Sabemos que há problemas específicos que afetam a Infância e a Adolescência na América Latina. Quais vocês considerariam prioritários, e quais instrumentos têm sido propostos para tentar modificar/melhorar as perspectivas de vida das crianças e adolescentes? 

Na América Latina, as desigualdades sociais produzem estragos na infância. Cada vez mais estamos ganhando consciência de até que ponto as violências estruturais, próprias do neoliberalismo, produzem cadeias de violência; e as vemos acontecer nas famílias, comunidades, instituições, e também na relação social, num sentido mais amplo.

Com todo esse quadro, há uma prioridade que é irrevogável, se o que queremos é contribuir com a infância: é a luta por sociedades mais igualitárias, mais justas, e bem distributivas.

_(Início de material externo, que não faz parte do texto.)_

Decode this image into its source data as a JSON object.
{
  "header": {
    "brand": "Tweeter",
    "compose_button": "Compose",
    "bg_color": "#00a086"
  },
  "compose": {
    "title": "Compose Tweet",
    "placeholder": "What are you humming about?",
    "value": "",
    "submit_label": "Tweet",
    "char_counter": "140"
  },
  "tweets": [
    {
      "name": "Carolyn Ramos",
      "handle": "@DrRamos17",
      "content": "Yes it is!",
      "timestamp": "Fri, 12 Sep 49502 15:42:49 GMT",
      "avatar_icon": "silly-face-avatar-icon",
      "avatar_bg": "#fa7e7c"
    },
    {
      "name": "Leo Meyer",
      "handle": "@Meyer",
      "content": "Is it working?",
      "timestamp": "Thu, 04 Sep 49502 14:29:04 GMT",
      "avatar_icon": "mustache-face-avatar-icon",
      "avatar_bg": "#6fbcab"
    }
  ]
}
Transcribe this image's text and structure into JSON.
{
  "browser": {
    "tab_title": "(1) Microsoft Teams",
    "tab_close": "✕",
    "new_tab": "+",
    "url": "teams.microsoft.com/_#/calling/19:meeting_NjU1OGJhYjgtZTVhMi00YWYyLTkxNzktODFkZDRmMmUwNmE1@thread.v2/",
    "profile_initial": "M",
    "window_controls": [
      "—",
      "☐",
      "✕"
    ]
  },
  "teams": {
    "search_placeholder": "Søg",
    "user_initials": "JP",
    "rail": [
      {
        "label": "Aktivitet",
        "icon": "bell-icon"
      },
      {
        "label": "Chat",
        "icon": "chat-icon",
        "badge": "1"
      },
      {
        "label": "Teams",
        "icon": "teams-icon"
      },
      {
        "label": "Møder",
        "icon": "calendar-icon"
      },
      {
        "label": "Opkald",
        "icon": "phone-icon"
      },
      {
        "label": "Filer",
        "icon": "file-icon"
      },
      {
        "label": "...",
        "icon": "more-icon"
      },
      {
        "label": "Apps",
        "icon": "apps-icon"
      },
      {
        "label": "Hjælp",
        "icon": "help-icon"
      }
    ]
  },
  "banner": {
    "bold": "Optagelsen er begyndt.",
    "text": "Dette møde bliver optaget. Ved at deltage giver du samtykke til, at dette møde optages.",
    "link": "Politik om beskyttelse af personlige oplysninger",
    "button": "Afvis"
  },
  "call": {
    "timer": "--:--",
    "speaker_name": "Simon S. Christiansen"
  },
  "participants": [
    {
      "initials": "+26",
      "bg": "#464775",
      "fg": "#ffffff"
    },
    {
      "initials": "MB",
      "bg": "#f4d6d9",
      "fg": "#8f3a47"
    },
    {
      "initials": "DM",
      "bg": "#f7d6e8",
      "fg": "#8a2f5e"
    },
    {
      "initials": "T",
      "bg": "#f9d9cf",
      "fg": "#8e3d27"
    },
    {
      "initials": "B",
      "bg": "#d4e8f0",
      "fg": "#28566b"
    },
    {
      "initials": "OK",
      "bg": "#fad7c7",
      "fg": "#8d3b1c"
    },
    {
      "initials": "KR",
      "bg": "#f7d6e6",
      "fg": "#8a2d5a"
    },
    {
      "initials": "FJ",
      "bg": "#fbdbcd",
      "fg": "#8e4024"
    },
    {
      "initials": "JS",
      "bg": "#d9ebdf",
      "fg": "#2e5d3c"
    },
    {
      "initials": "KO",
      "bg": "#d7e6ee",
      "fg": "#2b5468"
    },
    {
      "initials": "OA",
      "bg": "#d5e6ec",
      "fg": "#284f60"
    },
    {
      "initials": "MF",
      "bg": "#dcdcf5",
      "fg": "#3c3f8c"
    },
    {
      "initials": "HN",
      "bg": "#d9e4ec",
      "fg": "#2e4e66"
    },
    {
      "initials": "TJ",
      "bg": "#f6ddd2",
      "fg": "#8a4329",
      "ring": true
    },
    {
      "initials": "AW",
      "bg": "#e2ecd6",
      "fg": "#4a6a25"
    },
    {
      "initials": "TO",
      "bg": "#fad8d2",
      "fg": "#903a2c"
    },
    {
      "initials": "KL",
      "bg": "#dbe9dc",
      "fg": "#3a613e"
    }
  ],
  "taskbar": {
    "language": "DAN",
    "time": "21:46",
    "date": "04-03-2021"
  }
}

E, mais especificamente, essa luta contra a desigualdade extrema e crônica de nosso continente liga-se a serviços públicos de qualidade, que se ocupem de atender à infância e à adolescência. A melhoria do trato social a ser feito com as crianças e adolescentes é o ponto chave na agenda da região.

Há problemáticas específicas que pedem urgência pelo estado dramático em que se encontram: – os sistemas de proteção a meninos, meninas e adolescentes que perdem ou têm os cuidados parentais interrompidos, e em todos os países há sérios problemas na proteção adequada a esta população; – os processos migratórios que estão crescendo em nosso continente; – os sistemas penais juvenis; – a atenção ao sofrimento psíquico, por sistemas de saúde que superem o paradigma da psiquiatria e medicação, que já mostrou seus limites, limitações e inadequações.

Há muito por fazer pela infância e adolescência da América Latina; e é necessário encontrar caminhos sociais e políticos para levar adiante importantes processos de transformação, que coloquem as crianças e adolescentes singulares, no centro das decisões político-técnicas.